Mayank Tripathi
Mayank Tripathi

Reputation: 523

Deleting billions of records from Oracle Table containing trillions of records

I need to delete approx. of 30 billion of rows from an Oracle table that has about 100 + billion of rows. I have all the IDs of the rows I need to delete in a temporary table. Currently I am using single delete statement as below, also using SUBPARTITION and created Index on the temp_table. However this took 4+ hrs to complete in PRODUCTION.

DELETE FROM table_name SUBPARTITION(subpartition_name) WHERE id IN (SELECT id FROM temp_table);
COMMIT;

Is there a way I can optimize this to run bit fast.

Just for a note :

  1. The oracle table I am referring is common for multiple clients, so the below option is not suitable here. Creating new table and move the required data into it and drop the old table followed by renaming the new table to old table.
  2. Delete in Batch : Looping over the temp table and deleting something like below, is taking more time in non-prod environment, and not sure how it goes in production env.
DECLARE
  vCT NUMBER(38) := 0;

BEGIN
  FOR t IN (SELECT id FROM temp_table) LOOP
    DELETE FROM table_name WHERE id = t.id;
    ......
    ......
      COMMIT;
    END IF;
  END LOOP;
  COMMIT;
END;
  1. Option to create individual DELETE statement is also not feasible here as the record count is in Billions.

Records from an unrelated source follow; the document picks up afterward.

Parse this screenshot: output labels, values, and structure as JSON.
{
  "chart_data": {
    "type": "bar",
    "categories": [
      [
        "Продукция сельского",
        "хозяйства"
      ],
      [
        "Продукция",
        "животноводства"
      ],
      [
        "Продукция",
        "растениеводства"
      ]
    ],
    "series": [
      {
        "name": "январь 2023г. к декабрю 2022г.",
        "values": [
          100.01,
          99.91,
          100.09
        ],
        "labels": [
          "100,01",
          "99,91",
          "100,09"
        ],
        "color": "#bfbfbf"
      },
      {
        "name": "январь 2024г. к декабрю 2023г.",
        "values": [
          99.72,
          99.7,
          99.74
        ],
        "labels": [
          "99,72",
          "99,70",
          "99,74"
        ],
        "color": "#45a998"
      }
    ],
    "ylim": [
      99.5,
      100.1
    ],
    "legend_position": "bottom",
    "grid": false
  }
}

I did checked, there are partitions and sub-partitions on the table which I am utilizing it, and there is no child table dependent on it.

Please suggest.

Upvotes: 3

Views: 727

Answers (1)

Marmite Bomber
Marmite Bomber

Reputation: 21073

Delete (or update) large number of rows is pain and take lot of time.

The most effective way to manage it is to use the updatable join views

What is requested, but should be no problem is a unique index on your delta table containing the id to be deleted.

Also while using this approach be sure, that the large table has no unique index on the id column. There are some technical issues if both tables have unique index on the join column - see below.

Than use following query (if you want to use sub-partition wise) delete

delete from 
(
select delta.id, big.id big_id 
from delta 
join big subpartition (SYS_SUBP220880)
on delta.id = big.id  
)

Oracle uses the hash join of both tables which is in your case the only possibility to manage your scale. You may dedploy parallel option, do not forget to enable it.

This is the expected execution plan:

-------------------------------------------------------------------------------------------------------
| Id  | Operation                     | Name  | Rows  | Bytes | Cost (%CPU)| Time     | Pstart| Pstop |
-------------------------------------------------------------------------------------------------------
|   0 | DELETE STATEMENT              |       |   100K|  1757K|   875   (2)| 00:00:01 |       |       |
|   1 |  DELETE                       | BIG   |       |       |            |          |       |       |
|*  2 |   HASH JOIN                   |       |   100K|  1757K|   875   (2)| 00:00:01 |       |       |
|   3 |    TABLE ACCESS FULL          | DELTA |   100K|   488K|    47   (3)| 00:00:01 |       |       |
|   4 |    PARTITION COMBINED ITERATOR|       |   783K|  9947K|   825   (1)| 00:00:01 |   KEY |   KEY |
|   5 |     TABLE ACCESS FULL         | BIG   |   783K|  9947K|   825   (1)| 00:00:01 |    65 |    65 |
-------------------------------------------------------------------------------------------------------

Predicate Information (identified by operation id):
---------------------------------------------------
 
   2 - access("DELTA"."ID"="BIG"."ID")

Note - in case that more than one joined tables are key preserved, see the documentation Note on Updatable Views

For a DELETE statement, if the join results in more than one key-preserved table, then Oracle Database deletes from the first table named in the FROM clause, whether or not the view was created WITH CHECK OPTION.